Saturday, February 22, 2014

Newark parishioners pay for Archbishop’s luxury retirement home: Pope Francis is ignored

Newark Archbishop John J. Myers spends his weekends at his 4,500-square-foot home on 8.2 wooded acres at the end of a private drive in the hills of Hunterdon County, NJ. With five bedrooms, three full bathrooms, a three-car garage and a big outdoor pool, it’s valued at nearly $800,000. The home, built in 1989, has property taxes of $18,695 last year -- before the addition.  But that’s not big enough or fancy enough for Myers.

So he is building a three-story, 3,000-square-foot addition which will be ready for his retirement in two years, according to the NJ Star-Ledger. The third floor will house a 28-foot by 28-foot gallery with sweeping views of the property and a fireplace on each level said the Ledger. A "wellness room" will connect the main house and the addition. It will include a hot tub and a 14-foot by 7-foot Endless Pool, where Myers can swim in place.
Who is paying for all of this luxury?  We are of course!  Myers’ spokesman, Jim Goodness, said that money for the addition will come from the sale of other church-owned properties – like churches and schools. Donors also have contributed to the project, Goodness said but wouldn’t tell which properties are being sold or how much was received in donations. While the property will revert to the church once Myers knocks on the pearly gates, there will probably be other greedy clergy to take his place.

"Archbishop Myers obviously is not paying any attention to the pope,"  Charles Zech, faculty director of the Center for Church Management and Business Ethics at Villanova University’s business school thinks that Myers is not listening to Pope Francis’ admonishment for clergy to live a simpler lifestyle. "This is extreme, way beyond what you’d expect to happen. I can’t believe the parishioners of Newark are going to allow this to happen," said Zech.
A parishioner, Joan Rubino, was furious when told about the work on the home. Rubino, who who regularly contributed to the archbishops’ appeal for funds — called Myers a "hypocrite." She said, "To ask people to make sacrifices and then to live in a sumptuous residence, it makes me very annoyed. Isn’t there a better use for this money? In plain English, I feel like people are getting screwed."

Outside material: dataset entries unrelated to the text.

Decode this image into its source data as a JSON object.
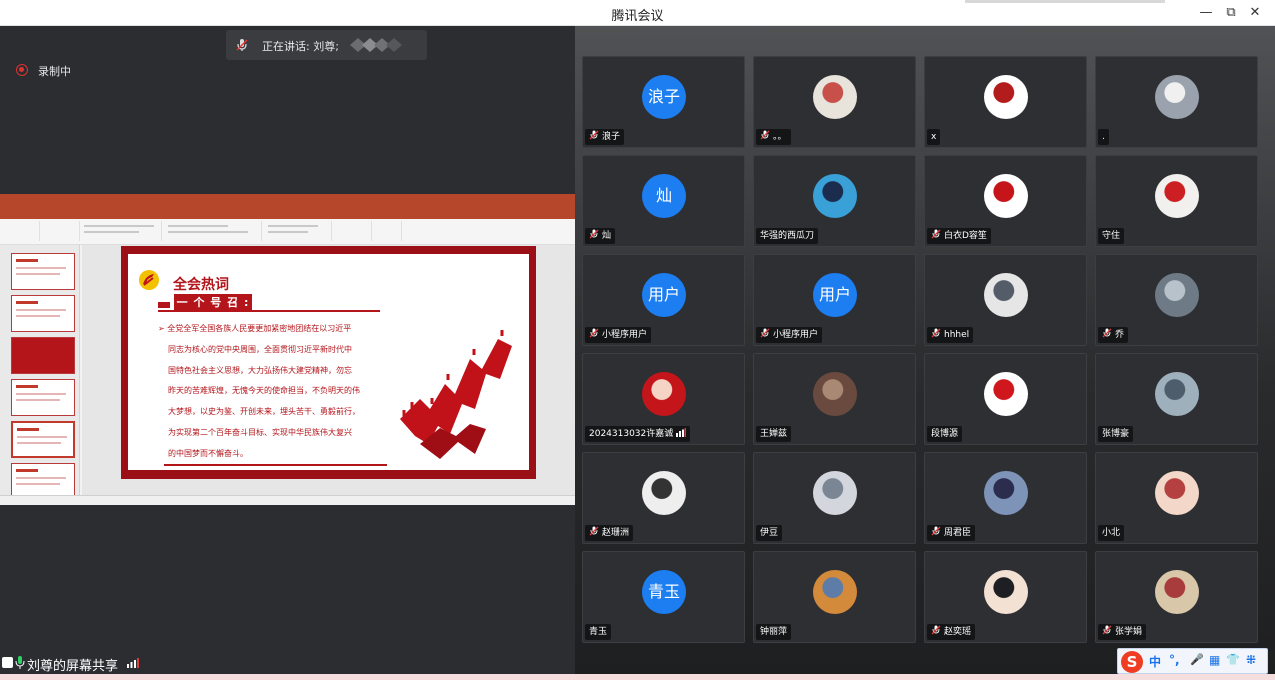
{
  "window": {
    "title": "腾讯会议"
  },
  "controls": {
    "minimize": "—",
    "restore": "⧉",
    "close": "✕"
  },
  "speaking": {
    "label": "正在讲话: 刘尊;"
  },
  "recording": {
    "label": "录制中"
  },
  "sharer": {
    "label": "刘尊的屏幕共享"
  },
  "slide": {
    "title": "全会热词",
    "header": "一 个 号 召 :",
    "lines": [
      "全党全军全国各族人民要更加紧密地团结在以习近平",
      "同志为核心的党中央周围，全面贯彻习近平新时代中",
      "国特色社会主义思想，大力弘扬伟大建党精神，勿忘",
      "昨天的苦难辉煌，无愧今天的使命担当，不负明天的伟",
      "大梦想，以史为鉴、开创未来，埋头苦干、勇毅前行，",
      "为实现第二个百年奋斗目标、实现中华民族伟大复兴",
      "的中国梦而不懈奋斗。"
    ],
    "arrow": "➢"
  },
  "participants": [
    {
      "name": "浪子",
      "avatar_text": "浪子",
      "muted": true
    },
    {
      "name": "。。",
      "avatar_text": "",
      "muted": true
    },
    {
      "name": "x",
      "avatar_text": "",
      "muted": false
    },
    {
      "name": ".",
      "avatar_text": "",
      "muted": false
    },
    {
      "name": "灿",
      "avatar_text": "灿",
      "muted": true
    },
    {
      "name": "华强的西瓜刀",
      "avatar_text": "",
      "muted": false
    },
    {
      "name": "白衣D容笙",
      "avatar_text": "",
      "muted": true
    },
    {
      "name": "守住",
      "avatar_text": "",
      "muted": false
    },
    {
      "name": "小程序用户",
      "avatar_text": "用户",
      "muted": true
    },
    {
      "name": "小程序用户",
      "avatar_text": "用户",
      "muted": true
    },
    {
      "name": "hhhel",
      "avatar_text": "",
      "muted": true
    },
    {
      "name": "乔",
      "avatar_text": "",
      "muted": true
    },
    {
      "name": "2024313032许嘉诚",
      "avatar_text": "",
      "muted": false,
      "signal": true
    },
    {
      "name": "王婵兹",
      "avatar_text": "",
      "muted": false
    },
    {
      "name": "段博源",
      "avatar_text": "",
      "muted": false
    },
    {
      "name": "张博豪",
      "avatar_text": "",
      "muted": false
    },
    {
      "name": "赵珊洲",
      "avatar_text": "",
      "muted": true
    },
    {
      "name": "伊豆",
      "avatar_text": "",
      "muted": false
    },
    {
      "name": "周君臣",
      "avatar_text": "",
      "muted": true
    },
    {
      "name": "小北",
      "avatar_text": "",
      "muted": false
    },
    {
      "name": "青玉",
      "avatar_text": "青玉",
      "muted": false
    },
    {
      "name": "钟丽萍",
      "avatar_text": "",
      "muted": false
    },
    {
      "name": "赵奕瑶",
      "avatar_text": "",
      "muted": true
    },
    {
      "name": "张学娟",
      "avatar_text": "",
      "muted": true
    }
  ],
  "colors": {
    "accent_blue": "#1d7ef2",
    "ppt_red": "#b7472a",
    "slide_red": "#b3151b"
  },
  "ime": {
    "lang": "中",
    "punct": "°,",
    "mic": "🎤",
    "kbd": "▦",
    "shirt": "👕",
    "apps": "⁜"
  }
}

"This is taking money out of the pockets of parishioners," Zech said. "Current revenue and past revenue at one point all came from parishioners. If he thinks he can sell property and use it for his own extravagant needs, it’s mind-boggling."
Myers isn’t the only clergy with rich tastes. The pope suspended the bishop of Limburg, Germany, in October for spending $42 million to renovate his residence and other church buildings. The German press called the free-spending cleric the "Bishop of Bling."

The current Metuchen NJ bishop, Paul Bootkoski, contributed a portion of his own savings toward the purchase of a future retirement home near Lake Mohawk in Sussex County, The diocese picked up the remainder of the cost, but would not provide the precise amount. The diocese closed on the home for $471,000 last year, property records show.
Earlier this year, Camden Bishop Dennis Sullivan came under fire after using diocese funds to buy a historic 7,000-square-foot home in Woodbury. The house, with eight bedrooms and six bathrooms, cost $500,000. The bishop said he would share the house with two other priests – how generous of him.  What about a three bedroom apartment in a senior citizen home?

Most of us can’t even retire and certainly will downsize our homes and lifestyles. Living in luxury is not on our horizon, especially if we donate money to support life styles of the rich and famous clergy.